70 したがって、すべての善きものの源泉である神の本性とキリストの本性を除いて、善や悪を受けない本性はまったくない。実際、彼は智恵であり[1]、どうみても智恵は愚かさを受けることができない。そして彼は義である[2]。しかし義は、絶対に不義を受け取らない。そして彼は言葉や理性である[3]。確かに理性は、非合理にはなり得ない。さらに彼は光でもある[4]。そして、諸々の闇が光を含まないのは確実である。どうように聖霊の本性も、それは聖であるから、汚れを受けない。なぜななそれは、本性的にあるいは実体的に聖だからである。

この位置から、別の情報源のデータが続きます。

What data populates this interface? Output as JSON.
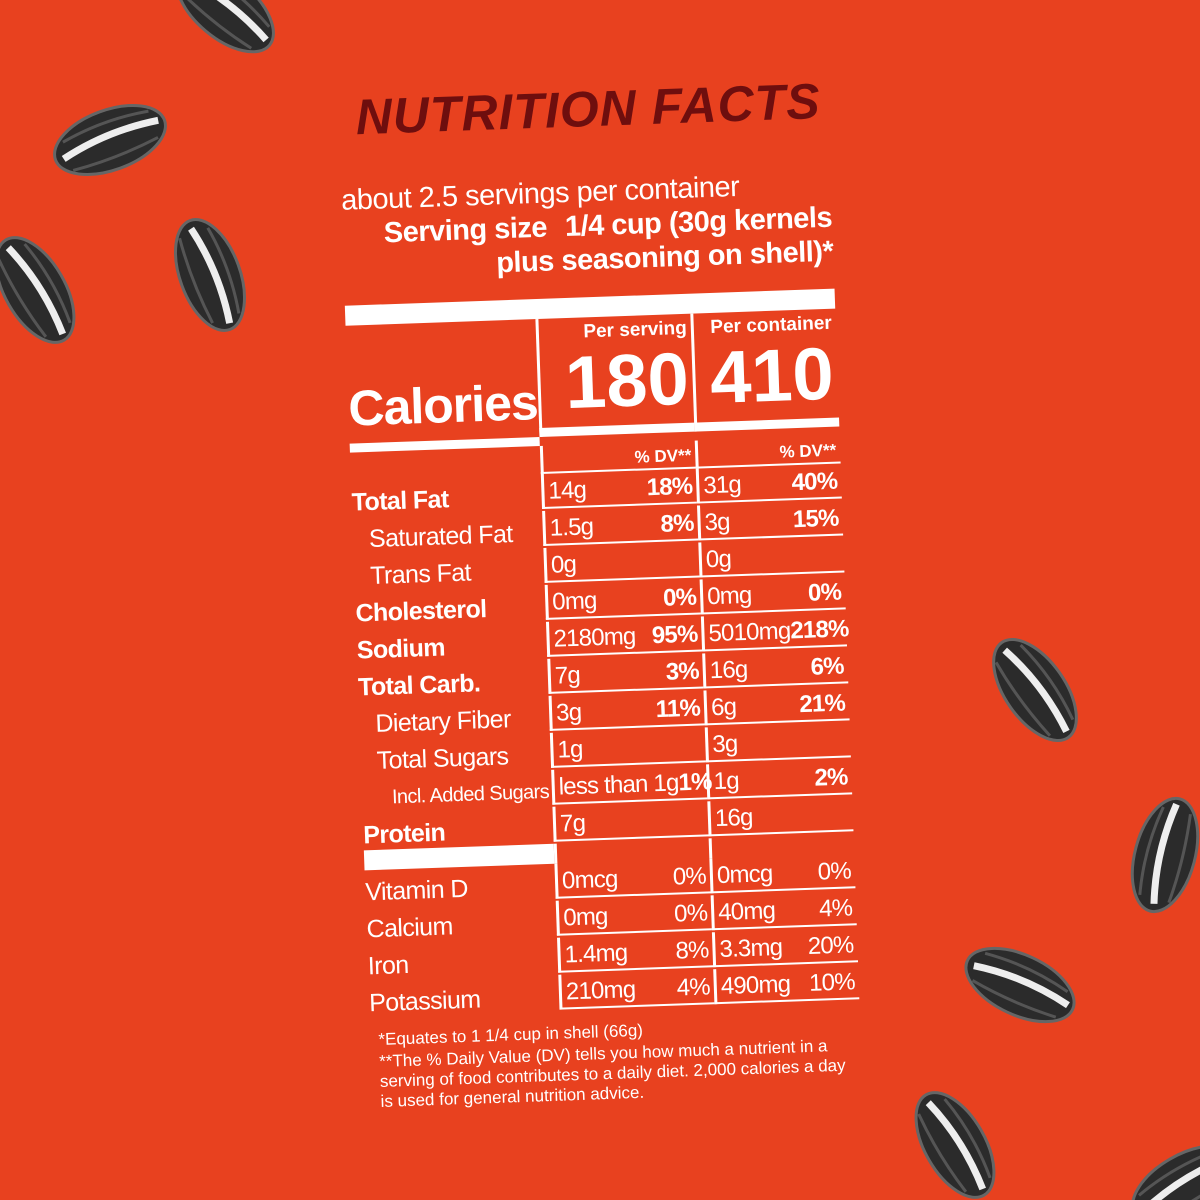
{
  "title": "NUTRITION FACTS",
  "servings_per_container": "about 2.5 servings per container",
  "serving_size": {
    "label": "Serving size",
    "value": "1/4 cup (30g kernels plus seasoning on shell)*"
  },
  "columns": [
    "Per serving",
    "Per container"
  ],
  "calories": {
    "label": "Calories",
    "values": [
      180,
      410
    ]
  },
  "dv_header": [
    "% DV**",
    "% DV**"
  ],
  "nutrients": [
    {
      "name": "Total Fat",
      "per_serving": {
        "amount": "14g",
        "dv": "18%"
      },
      "per_container": {
        "amount": "31g",
        "dv": "40%"
      }
    },
    {
      "name": "Saturated Fat",
      "per_serving": {
        "amount": "1.5g",
        "dv": "8%"
      },
      "per_container": {
        "amount": "3g",
        "dv": "15%"
      }
    },
    {
      "name": "Trans Fat",
      "per_serving": {
        "amount": "0g",
        "dv": null
      },
      "per_container": {
        "amount": "0g",
        "dv": null
      }
    },
    {
      "name": "Cholesterol",
      "per_serving": {
        "amount": "0mg",
        "dv": "0%"
      },
      "per_container": {
        "amount": "0mg",
        "dv": "0%"
      }
    },
    {
      "name": "Sodium",
      "per_serving": {
        "amount": "2180mg",
        "dv": "95%"
      },
      "per_container": {
        "amount": "5010mg",
        "dv": "218%"
      }
    },
    {
      "name": "Total Carb.",
      "per_serving": {
        "amount": "7g",
        "dv": "3%"
      },
      "per_container": {
        "amount": "16g",
        "dv": "6%"
      }
    },
    {
      "name": "Dietary Fiber",
      "per_serving": {
        "amount": "3g",
        "dv": "11%"
      },
      "per_container": {
        "amount": "6g",
        "dv": "21%"
      }
    },
    {
      "name": "Total Sugars",
      "per_serving": {
        "amount": "1g",
        "dv": null
      },
      "per_container": {
        "amount": "3g",
        "dv": null
      }
    },
    {
      "name": "Incl. Added Sugars",
      "per_serving": {
        "amount": "less than 1g",
        "dv": "1%"
      },
      "per_container": {
        "amount": "1g",
        "dv": "2%"
      }
    },
    {
      "name": "Protein",
      "per_serving": {
        "amount": "7g",
        "dv": null
      },
      "per_container": {
        "amount": "16g",
        "dv": null
      }
    }
  ],
  "vitamins": [
    {
      "name": "Vitamin D",
      "per_serving": {
        "amount": "0mcg",
        "dv": "0%"
      },
      "per_container": {
        "amount": "0mcg",
        "dv": "0%"
      }
    },
    {
      "name": "Calcium",
      "per_serving": {
        "amount": "0mg",
        "dv": "0%"
      },
      "per_container": {
        "amount": "40mg",
        "dv": "4%"
      }
    },
    {
      "name": "Iron",
      "per_serving": {
        "amount": "1.4mg",
        "dv": "8%"
      },
      "per_container": {
        "amount": "3.3mg",
        "dv": "20%"
      }
    },
    {
      "name": "Potassium",
      "per_serving": {
        "amount": "210mg",
        "dv": "4%"
      },
      "per_container": {
        "amount": "490mg",
        "dv": "10%"
      }
    }
  ],
  "footnotes": [
    "*Equates to 1 1/4 cup in shell (66g)",
    "**The % Daily Value (DV) tells you how much a nutrient in a serving of food contributes to a daily diet. 2,000 calories a day is used for general nutrition advice."
  ]
}
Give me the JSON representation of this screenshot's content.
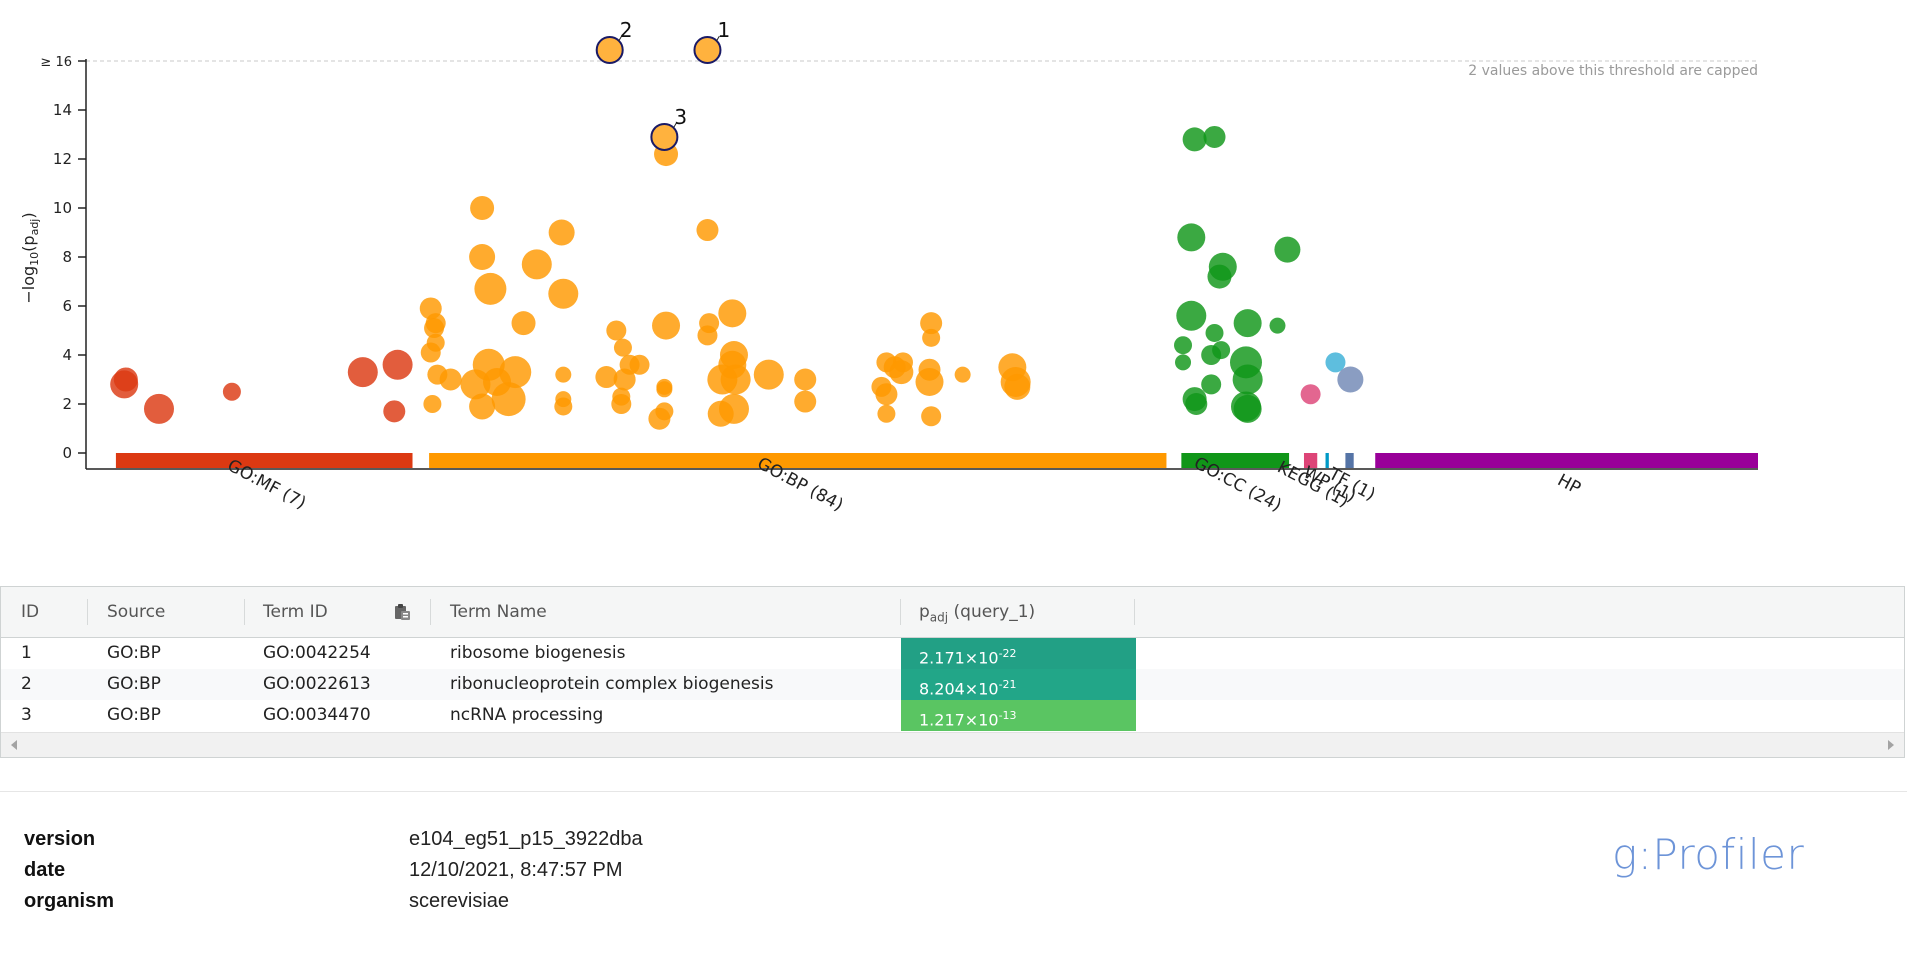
{
  "chart_data": {
    "type": "scatter",
    "ylabel_main": "−log",
    "ylabel_sub10": "10",
    "ylabel_paren_open": "(p",
    "ylabel_sub_adj": "adj",
    "ylabel_paren_close": ")",
    "yticks": [
      {
        "value": 0,
        "label": "0"
      },
      {
        "value": 2,
        "label": "2"
      },
      {
        "value": 4,
        "label": "4"
      },
      {
        "value": 6,
        "label": "6"
      },
      {
        "value": 8,
        "label": "8"
      },
      {
        "value": 10,
        "label": "10"
      },
      {
        "value": 12,
        "label": "12"
      },
      {
        "value": 14,
        "label": "14"
      },
      {
        "value": 16,
        "label": "≥ 16"
      }
    ],
    "ylim": [
      0,
      16
    ],
    "threshold": 16,
    "threshold_note": "2 values above this threshold are capped",
    "x_range": [
      0,
      1000
    ],
    "sources": [
      {
        "name": "GO:MF (7)",
        "start": 9,
        "end": 188,
        "color": "#dc3912"
      },
      {
        "name": "GO:BP (84)",
        "start": 198,
        "end": 643,
        "color": "#ff9900"
      },
      {
        "name": "GO:CC (24)",
        "start": 652,
        "end": 717,
        "color": "#109618"
      },
      {
        "name": "KEGG (1)",
        "start": 726,
        "end": 734,
        "color": "#dd4477"
      },
      {
        "name": "WP (1)",
        "start": 739,
        "end": 741,
        "color": "#0099c6"
      },
      {
        "name": "TF (1)",
        "start": 751,
        "end": 756,
        "color": "#5574a6"
      },
      {
        "name": "HP",
        "start": 769,
        "end": 1000,
        "color": "#990099"
      }
    ],
    "highlighted": [
      {
        "label": "2",
        "x": 307,
        "y": 16,
        "r": 13
      },
      {
        "label": "1",
        "x": 366,
        "y": 16,
        "r": 13
      },
      {
        "label": "3",
        "x": 340,
        "y": 12.9,
        "r": 13
      }
    ],
    "series": [
      {
        "source": "GO:MF",
        "color": "#dc3912",
        "points": [
          {
            "x": 14,
            "y": 2.8,
            "r": 14
          },
          {
            "x": 15,
            "y": 3.0,
            "r": 12
          },
          {
            "x": 35,
            "y": 1.8,
            "r": 15
          },
          {
            "x": 79,
            "y": 2.5,
            "r": 9
          },
          {
            "x": 158,
            "y": 3.3,
            "r": 15
          },
          {
            "x": 179,
            "y": 3.6,
            "r": 15
          },
          {
            "x": 177,
            "y": 1.7,
            "r": 11
          }
        ]
      },
      {
        "source": "GO:BP",
        "color": "#ff9900",
        "points": [
          {
            "x": 199,
            "y": 5.9,
            "r": 11
          },
          {
            "x": 202,
            "y": 5.3,
            "r": 10
          },
          {
            "x": 201,
            "y": 5.1,
            "r": 10
          },
          {
            "x": 202,
            "y": 4.5,
            "r": 9
          },
          {
            "x": 199,
            "y": 4.1,
            "r": 10
          },
          {
            "x": 203,
            "y": 3.2,
            "r": 10
          },
          {
            "x": 211,
            "y": 3.0,
            "r": 11
          },
          {
            "x": 200,
            "y": 2.0,
            "r": 9
          },
          {
            "x": 230,
            "y": 10.0,
            "r": 12
          },
          {
            "x": 230,
            "y": 8.0,
            "r": 13
          },
          {
            "x": 235,
            "y": 6.7,
            "r": 16
          },
          {
            "x": 255,
            "y": 5.3,
            "r": 12
          },
          {
            "x": 263,
            "y": 7.7,
            "r": 15
          },
          {
            "x": 278,
            "y": 9.0,
            "r": 13
          },
          {
            "x": 279,
            "y": 6.5,
            "r": 15
          },
          {
            "x": 234,
            "y": 3.6,
            "r": 16
          },
          {
            "x": 226,
            "y": 2.8,
            "r": 15
          },
          {
            "x": 239,
            "y": 2.9,
            "r": 14
          },
          {
            "x": 250,
            "y": 3.3,
            "r": 16
          },
          {
            "x": 246,
            "y": 2.2,
            "r": 17
          },
          {
            "x": 230,
            "y": 1.9,
            "r": 13
          },
          {
            "x": 279,
            "y": 3.2,
            "r": 8
          },
          {
            "x": 279,
            "y": 2.2,
            "r": 8
          },
          {
            "x": 279,
            "y": 1.9,
            "r": 9
          },
          {
            "x": 311,
            "y": 5.0,
            "r": 10
          },
          {
            "x": 315,
            "y": 4.3,
            "r": 9
          },
          {
            "x": 319,
            "y": 3.6,
            "r": 10
          },
          {
            "x": 305,
            "y": 3.1,
            "r": 11
          },
          {
            "x": 316,
            "y": 3.0,
            "r": 11
          },
          {
            "x": 325,
            "y": 3.6,
            "r": 10
          },
          {
            "x": 314,
            "y": 2.3,
            "r": 9
          },
          {
            "x": 314,
            "y": 2.0,
            "r": 10
          },
          {
            "x": 340,
            "y": 2.7,
            "r": 8
          },
          {
            "x": 340,
            "y": 2.6,
            "r": 8
          },
          {
            "x": 337,
            "y": 1.4,
            "r": 11
          },
          {
            "x": 340,
            "y": 1.7,
            "r": 9
          },
          {
            "x": 341,
            "y": 12.2,
            "r": 12
          },
          {
            "x": 341,
            "y": 5.2,
            "r": 14
          },
          {
            "x": 366,
            "y": 9.1,
            "r": 11
          },
          {
            "x": 367,
            "y": 5.3,
            "r": 10
          },
          {
            "x": 366,
            "y": 4.8,
            "r": 10
          },
          {
            "x": 381,
            "y": 5.7,
            "r": 14
          },
          {
            "x": 382,
            "y": 4.0,
            "r": 14
          },
          {
            "x": 381,
            "y": 3.6,
            "r": 14
          },
          {
            "x": 375,
            "y": 3.0,
            "r": 15
          },
          {
            "x": 383,
            "y": 3.0,
            "r": 15
          },
          {
            "x": 374,
            "y": 1.6,
            "r": 13
          },
          {
            "x": 382,
            "y": 1.8,
            "r": 15
          },
          {
            "x": 403,
            "y": 3.2,
            "r": 15
          },
          {
            "x": 425,
            "y": 3.0,
            "r": 11
          },
          {
            "x": 425,
            "y": 2.1,
            "r": 11
          },
          {
            "x": 474,
            "y": 3.7,
            "r": 10
          },
          {
            "x": 479,
            "y": 3.5,
            "r": 11
          },
          {
            "x": 471,
            "y": 2.7,
            "r": 10
          },
          {
            "x": 474,
            "y": 2.4,
            "r": 11
          },
          {
            "x": 484,
            "y": 3.7,
            "r": 10
          },
          {
            "x": 483,
            "y": 3.3,
            "r": 12
          },
          {
            "x": 474,
            "y": 1.6,
            "r": 9
          },
          {
            "x": 501,
            "y": 5.3,
            "r": 11
          },
          {
            "x": 501,
            "y": 4.7,
            "r": 9
          },
          {
            "x": 500,
            "y": 3.4,
            "r": 11
          },
          {
            "x": 500,
            "y": 2.9,
            "r": 14
          },
          {
            "x": 501,
            "y": 1.5,
            "r": 10
          },
          {
            "x": 520,
            "y": 3.2,
            "r": 8
          },
          {
            "x": 550,
            "y": 3.5,
            "r": 14
          },
          {
            "x": 552,
            "y": 2.9,
            "r": 15
          },
          {
            "x": 553,
            "y": 2.7,
            "r": 13
          }
        ]
      },
      {
        "source": "GO:CC",
        "color": "#109618",
        "points": [
          {
            "x": 660,
            "y": 12.8,
            "r": 12
          },
          {
            "x": 672,
            "y": 12.9,
            "r": 11
          },
          {
            "x": 658,
            "y": 8.8,
            "r": 14
          },
          {
            "x": 677,
            "y": 7.6,
            "r": 14
          },
          {
            "x": 675,
            "y": 7.2,
            "r": 12
          },
          {
            "x": 658,
            "y": 5.6,
            "r": 15
          },
          {
            "x": 672,
            "y": 4.9,
            "r": 9
          },
          {
            "x": 692,
            "y": 5.3,
            "r": 14
          },
          {
            "x": 653,
            "y": 4.4,
            "r": 9
          },
          {
            "x": 670,
            "y": 4.0,
            "r": 10
          },
          {
            "x": 676,
            "y": 4.2,
            "r": 9
          },
          {
            "x": 653,
            "y": 3.7,
            "r": 8
          },
          {
            "x": 691,
            "y": 3.7,
            "r": 16
          },
          {
            "x": 692,
            "y": 3.0,
            "r": 15
          },
          {
            "x": 670,
            "y": 2.8,
            "r": 10
          },
          {
            "x": 660,
            "y": 2.2,
            "r": 12
          },
          {
            "x": 661,
            "y": 2.0,
            "r": 11
          },
          {
            "x": 691,
            "y": 1.9,
            "r": 15
          },
          {
            "x": 692,
            "y": 1.8,
            "r": 14
          },
          {
            "x": 710,
            "y": 5.2,
            "r": 8
          },
          {
            "x": 716,
            "y": 8.3,
            "r": 13
          }
        ]
      },
      {
        "source": "KEGG",
        "color": "#dd4477",
        "points": [
          {
            "x": 730,
            "y": 2.4,
            "r": 10
          }
        ]
      },
      {
        "source": "WP",
        "color": "#3bb0d7",
        "points": [
          {
            "x": 745,
            "y": 3.7,
            "r": 10
          }
        ]
      },
      {
        "source": "TF",
        "color": "#7087b5",
        "points": [
          {
            "x": 754,
            "y": 3.0,
            "r": 13
          }
        ]
      }
    ]
  },
  "table": {
    "headers": {
      "id": "ID",
      "source": "Source",
      "term_id": "Term ID",
      "term_name": "Term Name",
      "padj_prefix": "p",
      "padj_sub": "adj",
      "padj_suffix": "(query_1)"
    },
    "rows": [
      {
        "id": "1",
        "source": "GO:BP",
        "term_id": "GO:0042254",
        "term_name": "ribosome biogenesis",
        "p_mant": "2.171×10",
        "p_exp": "-22",
        "color": "#22a085"
      },
      {
        "id": "2",
        "source": "GO:BP",
        "term_id": "GO:0022613",
        "term_name": "ribonucleoprotein complex biogenesis",
        "p_mant": "8.204×10",
        "p_exp": "-21",
        "color": "#22a688"
      },
      {
        "id": "3",
        "source": "GO:BP",
        "term_id": "GO:0034470",
        "term_name": "ncRNA processing",
        "p_mant": "1.217×10",
        "p_exp": "-13",
        "color": "#5ac562"
      }
    ]
  },
  "meta": {
    "version_label": "version",
    "version_value": "e104_eg51_p15_3922dba",
    "date_label": "date",
    "date_value": "12/10/2021, 8:47:57 PM",
    "organism_label": "organism",
    "organism_value": "scerevisiae"
  },
  "brand": "g:Profiler",
  "colors": {
    "capped_stroke": "#1a1a66",
    "grid": "#c8c8c8"
  }
}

しかし、もしも他の何らかの本性が聖であるなら、それは、摂取によってあるいは聖霊の吹き込みによって、聖化されるのであって、みずからの本性によってではなく、偶発的に獲得するのである。それ故、偶発したものが脱落することもあり得る。そのように人は、正義を偶発したものとして持つことができるが、そのゆえにその正義が脱落することもあり得る。同じく人は、智恵も、偶発したものとして持つ――もっとも、我々が各自の努力と生活の功績によって智恵ある者になることは、我々の権能の内に置かれているけれども。そして、もしも我々がそのことに常に努力を注ぐなら、我々は常に智恵に参与する。しかしそれは、生活の功績や努力の量の大小に比例して我々に偶発するのである[5]



[1] Cf.1Co.1,24.

[2] Cf.1Co.1,30.

[3] Cf.Jn.1,1.

[4] Cf.Jn.8,12.

[5] 本節は、『諸原理について』第18以下からの抜粋である。